Obama: Final Iran deal a 50-50 proposition
President Obama said Saturday that the chances of a permanent nuclear deal with Iran are at best no more than even odds, but that diplomacy still must be pursued.
“I wouldn’t say that it is more than 50-50 but we have to try,” Obama said at a Brookings Institution event.
While some in Congress are trying to move tougher unilateral sanctions now, Obama urged restraint. He said that if Iran fails to meet its commitments under the temporary deal, the U.S. will be in a stronger position to seek more effective international sanctions after six months.
The president explained at length his rational for forging a temporary deal with Iran last month that lifts some sanctions in return for Iran taking specific steps to reduce its ability to make a nuclear weapon.
Israel’s Prime Minister Benjamin Netanyahu has called the deal a “historic mistake” and Obama acknowledged that in private he and the Israeli leader have “significant tactical disagreements” on occasion.
“What we do have to test is the possibility that we can resolve this diplomatically,” Obama said, adding that if diplomacy fails, military air strikes remain on the table as an option to stop Iran from getting a nuclear weapon.
Obama said that he assumes Iran’s new president Hassan Rouhani is not trustworthy and that is why verification is built into the temporary deal. He said that it would be wrong to ignore evidence that the Iranian people want to engage more constructively with the West than has been the case.

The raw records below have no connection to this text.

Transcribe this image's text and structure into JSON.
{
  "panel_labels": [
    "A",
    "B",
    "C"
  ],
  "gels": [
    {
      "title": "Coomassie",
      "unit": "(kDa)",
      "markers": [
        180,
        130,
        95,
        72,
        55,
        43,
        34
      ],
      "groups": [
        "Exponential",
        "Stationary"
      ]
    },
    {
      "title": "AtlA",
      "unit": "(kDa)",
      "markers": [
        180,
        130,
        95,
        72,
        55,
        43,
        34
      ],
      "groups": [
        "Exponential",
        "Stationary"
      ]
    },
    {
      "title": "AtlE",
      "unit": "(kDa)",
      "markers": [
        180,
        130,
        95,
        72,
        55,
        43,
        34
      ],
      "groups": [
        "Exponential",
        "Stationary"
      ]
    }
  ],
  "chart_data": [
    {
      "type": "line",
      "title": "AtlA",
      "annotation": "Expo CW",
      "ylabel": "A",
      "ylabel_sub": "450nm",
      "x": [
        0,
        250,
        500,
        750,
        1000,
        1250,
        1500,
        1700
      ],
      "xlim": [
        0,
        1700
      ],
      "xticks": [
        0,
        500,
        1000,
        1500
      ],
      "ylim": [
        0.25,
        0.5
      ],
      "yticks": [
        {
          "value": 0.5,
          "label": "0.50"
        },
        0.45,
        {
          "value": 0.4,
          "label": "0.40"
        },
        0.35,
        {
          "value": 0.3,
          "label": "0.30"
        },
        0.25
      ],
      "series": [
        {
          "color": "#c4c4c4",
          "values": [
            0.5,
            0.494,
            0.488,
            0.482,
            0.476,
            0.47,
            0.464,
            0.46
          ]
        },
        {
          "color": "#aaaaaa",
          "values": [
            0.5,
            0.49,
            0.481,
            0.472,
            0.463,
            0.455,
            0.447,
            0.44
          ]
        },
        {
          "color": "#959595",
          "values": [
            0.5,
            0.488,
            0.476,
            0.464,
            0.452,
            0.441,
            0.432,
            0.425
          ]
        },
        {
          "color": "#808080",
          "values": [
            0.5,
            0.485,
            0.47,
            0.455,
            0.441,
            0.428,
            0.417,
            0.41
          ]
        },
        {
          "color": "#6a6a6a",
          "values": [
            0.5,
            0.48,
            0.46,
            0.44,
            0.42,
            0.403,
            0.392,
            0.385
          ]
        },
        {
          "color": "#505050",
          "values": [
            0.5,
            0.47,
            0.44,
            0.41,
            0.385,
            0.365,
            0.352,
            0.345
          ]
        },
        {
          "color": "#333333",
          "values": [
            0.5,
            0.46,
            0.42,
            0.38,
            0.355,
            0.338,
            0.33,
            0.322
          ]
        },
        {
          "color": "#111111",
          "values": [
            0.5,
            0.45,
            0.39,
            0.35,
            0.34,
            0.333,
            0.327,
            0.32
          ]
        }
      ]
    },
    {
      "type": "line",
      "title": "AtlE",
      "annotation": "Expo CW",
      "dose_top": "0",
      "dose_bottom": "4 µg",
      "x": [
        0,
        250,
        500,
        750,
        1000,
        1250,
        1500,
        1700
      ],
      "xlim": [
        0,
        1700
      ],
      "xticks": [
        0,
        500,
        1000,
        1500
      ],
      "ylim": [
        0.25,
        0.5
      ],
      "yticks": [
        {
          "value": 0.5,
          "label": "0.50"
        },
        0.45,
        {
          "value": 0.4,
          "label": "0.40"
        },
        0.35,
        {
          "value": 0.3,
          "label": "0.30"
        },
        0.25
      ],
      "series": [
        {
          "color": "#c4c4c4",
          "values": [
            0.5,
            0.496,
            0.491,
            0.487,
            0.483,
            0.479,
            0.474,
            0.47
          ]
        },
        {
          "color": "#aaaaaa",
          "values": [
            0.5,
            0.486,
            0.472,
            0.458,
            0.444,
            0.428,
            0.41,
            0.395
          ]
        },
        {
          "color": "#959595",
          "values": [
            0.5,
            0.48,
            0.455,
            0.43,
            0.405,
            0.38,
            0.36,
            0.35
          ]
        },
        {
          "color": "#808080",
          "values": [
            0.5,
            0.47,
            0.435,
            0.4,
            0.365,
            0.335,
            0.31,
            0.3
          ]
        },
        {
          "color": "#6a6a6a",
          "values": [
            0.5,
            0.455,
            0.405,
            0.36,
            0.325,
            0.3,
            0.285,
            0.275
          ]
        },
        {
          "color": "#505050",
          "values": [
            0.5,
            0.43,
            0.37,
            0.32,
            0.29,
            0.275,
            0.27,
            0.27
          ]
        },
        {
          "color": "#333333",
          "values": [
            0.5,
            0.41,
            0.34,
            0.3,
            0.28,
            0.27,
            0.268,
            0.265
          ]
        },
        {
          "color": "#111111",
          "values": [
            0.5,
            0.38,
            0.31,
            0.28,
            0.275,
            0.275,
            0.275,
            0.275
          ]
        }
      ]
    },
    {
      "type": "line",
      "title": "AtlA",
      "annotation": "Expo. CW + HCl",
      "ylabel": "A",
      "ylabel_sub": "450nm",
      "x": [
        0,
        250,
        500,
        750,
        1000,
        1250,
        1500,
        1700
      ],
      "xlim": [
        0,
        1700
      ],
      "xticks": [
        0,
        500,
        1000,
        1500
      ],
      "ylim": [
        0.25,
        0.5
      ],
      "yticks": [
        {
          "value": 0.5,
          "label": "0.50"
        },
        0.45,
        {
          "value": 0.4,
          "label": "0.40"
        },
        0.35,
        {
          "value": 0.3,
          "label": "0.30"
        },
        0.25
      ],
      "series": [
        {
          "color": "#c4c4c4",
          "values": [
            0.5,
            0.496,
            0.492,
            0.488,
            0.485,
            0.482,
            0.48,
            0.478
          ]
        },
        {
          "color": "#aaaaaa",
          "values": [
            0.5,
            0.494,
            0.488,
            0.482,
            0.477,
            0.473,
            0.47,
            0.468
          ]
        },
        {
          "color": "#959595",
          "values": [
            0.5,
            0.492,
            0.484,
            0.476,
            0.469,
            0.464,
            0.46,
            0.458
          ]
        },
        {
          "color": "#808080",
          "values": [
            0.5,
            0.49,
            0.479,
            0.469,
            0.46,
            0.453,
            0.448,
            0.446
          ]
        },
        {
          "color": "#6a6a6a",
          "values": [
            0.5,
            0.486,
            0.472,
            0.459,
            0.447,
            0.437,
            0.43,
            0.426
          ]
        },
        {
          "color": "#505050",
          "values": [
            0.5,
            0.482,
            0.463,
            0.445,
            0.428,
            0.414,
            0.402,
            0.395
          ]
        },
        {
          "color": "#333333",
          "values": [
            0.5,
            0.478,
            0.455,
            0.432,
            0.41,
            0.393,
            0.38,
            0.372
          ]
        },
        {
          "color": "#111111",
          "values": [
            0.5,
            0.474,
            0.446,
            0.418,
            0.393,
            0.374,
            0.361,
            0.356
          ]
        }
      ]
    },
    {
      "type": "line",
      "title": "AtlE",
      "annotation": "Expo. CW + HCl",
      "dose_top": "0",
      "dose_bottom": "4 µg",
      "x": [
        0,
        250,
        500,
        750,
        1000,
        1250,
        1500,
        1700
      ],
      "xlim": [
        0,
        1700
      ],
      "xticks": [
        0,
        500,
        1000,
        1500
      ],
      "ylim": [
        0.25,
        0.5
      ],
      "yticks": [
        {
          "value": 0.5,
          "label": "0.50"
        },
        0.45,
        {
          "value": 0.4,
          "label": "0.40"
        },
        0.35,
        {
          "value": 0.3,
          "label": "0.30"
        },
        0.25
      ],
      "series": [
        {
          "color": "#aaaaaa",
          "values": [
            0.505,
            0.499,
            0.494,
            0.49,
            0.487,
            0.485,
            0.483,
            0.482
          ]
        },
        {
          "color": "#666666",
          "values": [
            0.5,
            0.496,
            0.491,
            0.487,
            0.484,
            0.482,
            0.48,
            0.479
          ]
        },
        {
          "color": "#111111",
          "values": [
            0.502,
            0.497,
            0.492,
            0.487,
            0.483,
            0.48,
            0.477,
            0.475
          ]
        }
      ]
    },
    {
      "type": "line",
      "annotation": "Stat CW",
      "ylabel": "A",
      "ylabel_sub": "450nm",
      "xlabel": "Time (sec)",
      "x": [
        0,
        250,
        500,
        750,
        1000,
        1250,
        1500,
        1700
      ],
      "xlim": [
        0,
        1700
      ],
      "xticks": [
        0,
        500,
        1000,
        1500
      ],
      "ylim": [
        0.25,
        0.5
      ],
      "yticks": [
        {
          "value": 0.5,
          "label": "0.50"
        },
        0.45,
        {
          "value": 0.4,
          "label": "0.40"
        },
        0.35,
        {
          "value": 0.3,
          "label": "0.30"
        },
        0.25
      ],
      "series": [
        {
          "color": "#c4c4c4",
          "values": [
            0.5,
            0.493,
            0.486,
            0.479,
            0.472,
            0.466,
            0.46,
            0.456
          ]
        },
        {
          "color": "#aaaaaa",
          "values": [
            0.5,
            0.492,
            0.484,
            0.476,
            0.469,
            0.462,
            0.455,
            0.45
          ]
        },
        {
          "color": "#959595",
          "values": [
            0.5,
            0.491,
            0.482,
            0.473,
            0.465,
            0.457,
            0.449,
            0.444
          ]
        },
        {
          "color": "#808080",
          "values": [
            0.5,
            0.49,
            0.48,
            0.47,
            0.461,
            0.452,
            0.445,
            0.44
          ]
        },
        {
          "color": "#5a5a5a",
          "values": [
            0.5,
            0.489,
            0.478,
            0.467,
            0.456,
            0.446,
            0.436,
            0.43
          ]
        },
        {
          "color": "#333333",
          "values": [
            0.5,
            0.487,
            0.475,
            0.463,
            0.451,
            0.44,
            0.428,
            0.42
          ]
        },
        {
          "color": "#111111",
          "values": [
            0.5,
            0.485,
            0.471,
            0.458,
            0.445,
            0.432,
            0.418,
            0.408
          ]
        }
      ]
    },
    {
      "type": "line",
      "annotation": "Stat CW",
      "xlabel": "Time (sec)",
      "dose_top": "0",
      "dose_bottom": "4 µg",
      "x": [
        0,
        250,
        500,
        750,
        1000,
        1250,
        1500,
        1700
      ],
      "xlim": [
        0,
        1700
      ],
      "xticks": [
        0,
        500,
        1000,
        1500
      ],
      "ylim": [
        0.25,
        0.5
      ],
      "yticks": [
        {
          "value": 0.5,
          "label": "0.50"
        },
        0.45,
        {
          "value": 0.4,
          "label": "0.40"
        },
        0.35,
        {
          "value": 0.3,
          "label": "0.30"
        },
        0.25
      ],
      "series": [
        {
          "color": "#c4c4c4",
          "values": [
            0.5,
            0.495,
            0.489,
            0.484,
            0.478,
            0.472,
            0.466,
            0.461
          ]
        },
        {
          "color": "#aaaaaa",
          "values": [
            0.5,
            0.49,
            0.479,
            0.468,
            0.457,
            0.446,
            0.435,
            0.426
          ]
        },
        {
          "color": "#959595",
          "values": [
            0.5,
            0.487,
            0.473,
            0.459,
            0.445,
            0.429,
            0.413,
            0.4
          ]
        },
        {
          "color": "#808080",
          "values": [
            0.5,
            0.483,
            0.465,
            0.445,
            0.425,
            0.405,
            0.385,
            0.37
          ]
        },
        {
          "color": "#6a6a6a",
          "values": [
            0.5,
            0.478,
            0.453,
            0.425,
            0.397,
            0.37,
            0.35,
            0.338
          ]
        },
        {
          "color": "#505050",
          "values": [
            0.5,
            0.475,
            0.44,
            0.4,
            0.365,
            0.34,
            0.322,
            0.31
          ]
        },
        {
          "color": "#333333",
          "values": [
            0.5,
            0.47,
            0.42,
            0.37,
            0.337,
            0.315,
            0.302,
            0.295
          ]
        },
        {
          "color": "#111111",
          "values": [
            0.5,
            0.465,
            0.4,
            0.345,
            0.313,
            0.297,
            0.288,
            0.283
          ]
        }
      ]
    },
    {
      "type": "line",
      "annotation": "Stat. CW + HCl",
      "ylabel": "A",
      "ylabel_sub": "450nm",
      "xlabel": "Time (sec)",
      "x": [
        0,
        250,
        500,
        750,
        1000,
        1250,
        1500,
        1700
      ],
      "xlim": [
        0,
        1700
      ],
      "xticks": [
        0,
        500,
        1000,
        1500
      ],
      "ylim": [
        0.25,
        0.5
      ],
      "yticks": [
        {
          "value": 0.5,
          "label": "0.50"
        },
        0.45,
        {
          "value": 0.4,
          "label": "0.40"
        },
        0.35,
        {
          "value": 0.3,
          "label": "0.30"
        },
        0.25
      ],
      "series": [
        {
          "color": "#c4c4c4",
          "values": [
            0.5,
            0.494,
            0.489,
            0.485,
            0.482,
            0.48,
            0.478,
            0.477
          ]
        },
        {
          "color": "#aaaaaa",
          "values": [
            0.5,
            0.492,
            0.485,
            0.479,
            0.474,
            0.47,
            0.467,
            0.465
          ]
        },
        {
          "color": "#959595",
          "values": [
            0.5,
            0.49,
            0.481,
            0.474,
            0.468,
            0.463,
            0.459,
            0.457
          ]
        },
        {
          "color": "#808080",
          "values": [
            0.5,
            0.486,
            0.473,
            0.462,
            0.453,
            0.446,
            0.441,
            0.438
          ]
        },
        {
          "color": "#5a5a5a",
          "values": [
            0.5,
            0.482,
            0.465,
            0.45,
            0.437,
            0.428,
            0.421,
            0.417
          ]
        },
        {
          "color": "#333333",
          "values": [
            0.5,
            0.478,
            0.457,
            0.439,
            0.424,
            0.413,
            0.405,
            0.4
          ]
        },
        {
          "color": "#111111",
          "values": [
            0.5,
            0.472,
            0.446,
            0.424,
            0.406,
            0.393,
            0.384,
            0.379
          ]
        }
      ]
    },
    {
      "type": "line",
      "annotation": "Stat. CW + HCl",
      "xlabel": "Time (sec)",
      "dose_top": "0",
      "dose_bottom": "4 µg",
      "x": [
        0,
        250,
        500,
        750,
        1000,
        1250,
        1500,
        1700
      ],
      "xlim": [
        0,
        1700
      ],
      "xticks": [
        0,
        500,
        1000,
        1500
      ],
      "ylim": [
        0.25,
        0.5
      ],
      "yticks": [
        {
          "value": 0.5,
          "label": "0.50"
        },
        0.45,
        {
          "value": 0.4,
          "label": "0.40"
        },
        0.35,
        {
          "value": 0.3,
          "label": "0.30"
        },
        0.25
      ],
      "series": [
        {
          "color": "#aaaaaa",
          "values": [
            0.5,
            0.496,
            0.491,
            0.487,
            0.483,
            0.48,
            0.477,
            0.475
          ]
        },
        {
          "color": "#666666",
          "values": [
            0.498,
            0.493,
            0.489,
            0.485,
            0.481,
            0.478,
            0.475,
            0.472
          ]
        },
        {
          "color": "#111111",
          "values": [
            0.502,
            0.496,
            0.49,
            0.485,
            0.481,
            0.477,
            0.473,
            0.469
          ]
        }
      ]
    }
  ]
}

“Wherever we see the impulses of a people to move away from conflict, violence…we should be ready and prepared to engage them…understanding it is not what you say, it is what you do,” he said.
The president said Israel and Iran skeptics need to be realistic in their expectation and compared a complete surrender by Iran to a purely theoretically idea, like Congress passing all of Obama’s proposals.
“There are a lot of things I can envision that would be wonderful,” Obama joked.
He said that even the most moderate Iranian politicians would be politically unable “to say we will cave and do exactly what the U.S. and Israel want,” and instead must be given a “dignified resolution to this issue” that allows them to save face.
Iran has claimed the deal already agreed to preserve its “right to enrich” uranium for peaceful means, but the president said that if negotiations fail, no such right has been established so far.